Meißen, im April 2012
Für viele Schulkinder ist es normal, Schmuck zu tragen, zum Beispiel Ohrringe oder eine Kette. Auch Piercings sind nach wie vor angesagt. Vor dem Schulsport allerdings müssen Schmuck, Uhren und Piercings abgelegt werden. Grund ist die erhöhte Unfallgefahr. Darauf weist die Unfallkasse Sachsen hin und bezieht sich dabei auf einen Erlass des Sächsischen Staatsministeriums für Kultus vom Mai 2010.


Appell an Sportlehrer

Die Unfallkasse appelliert an die Sportlehrer darauf zu achten, dass die Schüler sich an diese Vorgabe halten: „Die Verletzungsgefahr ist, vor allem bei Mannschaftssportarten wie Handball oder Fußball, enorm“, sagt Unfallkassen-Geschäftsführer Günter Schön. Die Schülerinnen und Schüler gefährden nicht nur sich selbst, wenn sie etwa an Ringen, Ketten oder Ohrringen hängen bleiben. Das Risiko ist auch für ihre Klassenkameraden erhöht: Bei einem Zusammenprall können Schnittwunden entstehen, wenn einer der Beteiligten zum Beispiel eine Armbanduhr trägt.


Sicher Babysitten - klare Absprachen

Ein schöner Abend sollte nicht jäh mit einem Unfall enden. Deshalb, so die Unfallkasse, sollten Babysitter mindestens zehn Minuten vor der vereinbarten Zeit bei der Familie sein, um sich alles zeigen oder sich auf den aktuellen Stand bringen zu lassen. Die Eltern sollten auf jeden Fall ein paar Euros für den Notfall und eine Telefonnummer hinterlassen, unter der sie erreichbar sind.
Der Babysitter muss auch wissen, wo der Medikamentenschrank und die Pflaster sind. Ist das Kind krank oder zahnt, müssen Babysitter und Eltern genau absprechen, welche Medikamente der Babysitter gibt und wann er lieber die Eltern anruft, damit sie nach Hause zurückkehren.

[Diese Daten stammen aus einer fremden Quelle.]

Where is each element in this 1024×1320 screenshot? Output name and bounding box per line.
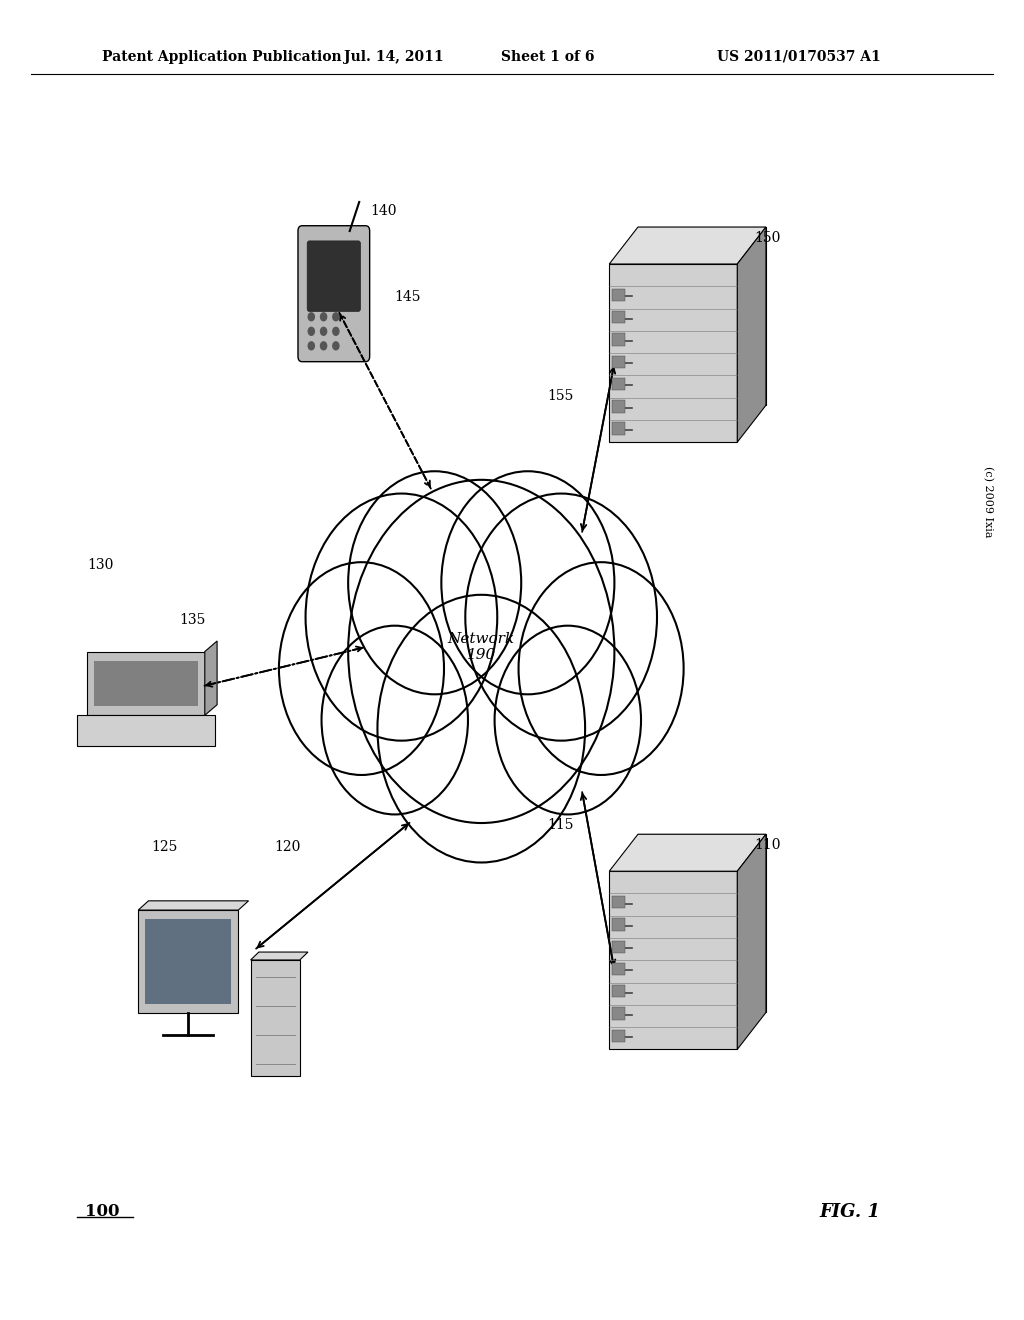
Bar [612, 312, 625, 323]
Circle shape [333, 342, 339, 350]
Circle shape [305, 494, 498, 741]
Text: 130: 130 [87, 558, 114, 572]
FancyBboxPatch shape [298, 226, 370, 362]
Circle shape [348, 471, 521, 694]
Bar [612, 355, 625, 368]
Text: 110: 110 [755, 838, 781, 851]
Text: 140: 140 [371, 205, 397, 218]
Bar [612, 919, 625, 931]
Circle shape [333, 313, 339, 321]
Polygon shape [145, 919, 231, 1005]
Text: 155: 155 [547, 389, 573, 403]
Bar [612, 985, 625, 998]
Text: 150: 150 [755, 231, 781, 244]
Polygon shape [638, 227, 766, 405]
Circle shape [308, 342, 314, 350]
Bar [612, 289, 625, 301]
Polygon shape [609, 834, 766, 871]
FancyBboxPatch shape [307, 242, 360, 312]
Polygon shape [87, 652, 205, 715]
Circle shape [348, 480, 614, 824]
Bar [612, 1007, 625, 1020]
Circle shape [518, 562, 684, 775]
Circle shape [495, 626, 641, 814]
Bar [612, 400, 625, 412]
Text: Sheet 1 of 6: Sheet 1 of 6 [501, 50, 595, 63]
Circle shape [333, 327, 339, 335]
Polygon shape [77, 715, 215, 746]
Text: Network
190: Network 190 [447, 632, 515, 661]
Polygon shape [138, 900, 249, 909]
Polygon shape [94, 661, 198, 706]
Circle shape [321, 313, 327, 321]
Polygon shape [205, 642, 217, 715]
Circle shape [279, 562, 444, 775]
Circle shape [465, 494, 657, 741]
Circle shape [308, 327, 314, 335]
Bar [612, 1030, 625, 1041]
Text: 115: 115 [547, 818, 573, 832]
Text: 135: 135 [179, 614, 206, 627]
Circle shape [308, 313, 314, 321]
Text: FIG. 1: FIG. 1 [819, 1203, 881, 1221]
Circle shape [321, 342, 327, 350]
Circle shape [378, 595, 585, 862]
Polygon shape [737, 227, 766, 442]
Text: 100: 100 [85, 1204, 120, 1220]
Polygon shape [609, 227, 766, 264]
Text: (c) 2009 Ixia: (c) 2009 Ixia [983, 466, 993, 537]
Circle shape [321, 327, 327, 335]
Text: US 2011/0170537 A1: US 2011/0170537 A1 [717, 50, 881, 63]
Text: 120: 120 [274, 841, 301, 854]
Polygon shape [609, 871, 737, 1049]
Polygon shape [737, 834, 766, 1049]
Bar [612, 896, 625, 908]
Polygon shape [609, 264, 737, 442]
Polygon shape [638, 834, 766, 1012]
Bar [612, 940, 625, 953]
Bar [612, 333, 625, 346]
Bar [612, 422, 625, 434]
Bar [612, 378, 625, 391]
Polygon shape [138, 909, 239, 1014]
Text: Jul. 14, 2011: Jul. 14, 2011 [344, 50, 444, 63]
Text: 145: 145 [394, 290, 421, 304]
Circle shape [322, 626, 468, 814]
Polygon shape [251, 952, 308, 960]
Circle shape [441, 471, 614, 694]
Bar [612, 962, 625, 975]
Text: Patent Application Publication: Patent Application Publication [102, 50, 342, 63]
Polygon shape [251, 960, 300, 1076]
Text: 125: 125 [152, 841, 178, 854]
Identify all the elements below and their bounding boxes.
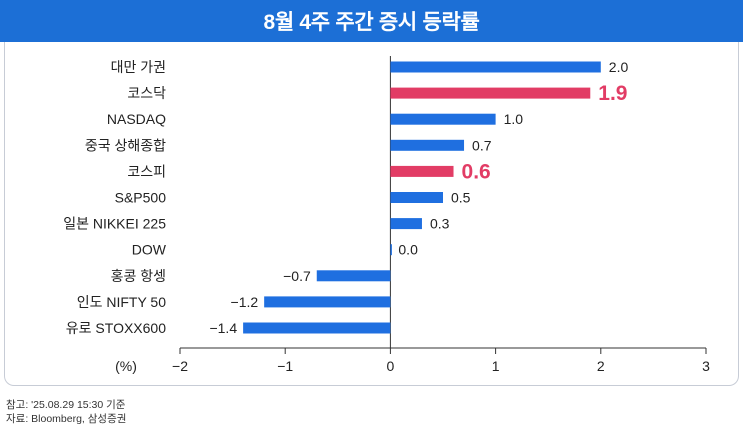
bar (390, 165, 454, 177)
category-label: 인도 NIFTY 50 (77, 294, 167, 310)
footnote-source: 자료: Bloomberg, 삼성증권 (6, 413, 127, 425)
x-tick-label: 3 (702, 358, 710, 374)
value-label: 0.3 (430, 216, 450, 232)
value-label: 1.9 (598, 82, 627, 105)
category-label: 중국 상해종합 (85, 137, 166, 153)
footnotes: 참고: '25.08.29 15:30 기준 자료: Bloomberg, 삼성… (6, 398, 126, 426)
bar (243, 322, 391, 334)
value-label: 0.5 (451, 190, 471, 206)
category-label: 유로 STOXX600 (66, 320, 166, 336)
bar (316, 270, 391, 282)
value-label: 2.0 (609, 59, 629, 75)
bar (390, 87, 591, 99)
value-label: −0.7 (283, 268, 311, 284)
chart-header: 8월 4주 주간 증시 등락률 (0, 0, 743, 42)
bar (390, 113, 496, 125)
value-label: −1.2 (231, 294, 259, 310)
bar (390, 61, 601, 73)
value-label: 1.0 (504, 111, 524, 127)
category-label: 일본 NIKKEI 225 (63, 216, 166, 232)
bar (390, 139, 465, 151)
bar (390, 192, 443, 203)
category-label: DOW (132, 242, 167, 258)
category-label: 대만 가권 (111, 59, 166, 75)
bar (390, 218, 422, 230)
x-tick-label: 2 (597, 358, 605, 374)
bar (390, 244, 392, 256)
value-label: 0.7 (472, 137, 492, 153)
x-tick-label: 1 (492, 358, 500, 374)
category-label: 홍콩 항셍 (111, 268, 166, 284)
x-axis-unit-label: (%) (115, 358, 137, 374)
category-label: 코스피 (127, 163, 166, 179)
bar-chart: 대만 가권 2.0 코스닥 1.9 NASDAQ 1.0 중국 상해종합 0.7 코스피 0.6 S… (63, 56, 710, 374)
x-tick-label: 0 (387, 358, 395, 374)
category-label: NASDAQ (107, 111, 166, 127)
value-label: −1.4 (209, 320, 237, 336)
chart-title: 8월 4주 주간 증시 등락률 (263, 11, 480, 34)
category-label: S&P500 (115, 190, 167, 206)
footnote-reference-time: 참고: '25.08.29 15:30 기준 (6, 399, 126, 411)
value-label: 0.0 (398, 242, 418, 258)
category-label: 코스닥 (127, 85, 166, 101)
x-tick-label: −1 (277, 358, 293, 374)
value-label: 0.6 (462, 160, 491, 183)
bar (264, 296, 391, 308)
x-tick-label: −2 (172, 358, 188, 374)
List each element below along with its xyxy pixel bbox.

Ohne Bernsteinkette in die Kita

Für Kita-Kinder gibt es keinen Erlass, der das Tragen von Schmuck verbietet. Verantwortungsvolle Eltern verzichten aber darauf, ihrer Tochter oder ihrem Sohn ein Kette, zum Beispiel aus Bernstein, um den Hals zu legen. Die Strangulationsgefahr ist einfach zu hoch, wie der tragische Todesfall mit einer Kastanienkette aus Sachsen-Anhalt zeigte.
Hinzu kommt, dass Kinder im Alter von bis zu drei Jahren an den einzelnen Bernsteinen einer zerrissenen Kette ersticken können. Nicht zufällig warnte das europäische Schnellinformationssystem für gefährliche Produkte RAPEX im Februar dieses Jahres vor einer Bernsteinkette. Der französische Händler stoppte daraufhin deren Verkauf.
Bernsteinketten werden Säuglingen häufig bei der Geburt geschenkt und um den Hals gelegt, weil sie angeblich (die Wirksamkeit ist nicht bewiesen) entzündungshemmend wirken und beim Zahnen helfen. Bernstein wird auch zugeschrieben, Lebensfreude zu schenken und Ängste zu nehmen. Deshalb oder aus Gewohnheit tragen auch viele ältere Kinder diese Ketten weiter.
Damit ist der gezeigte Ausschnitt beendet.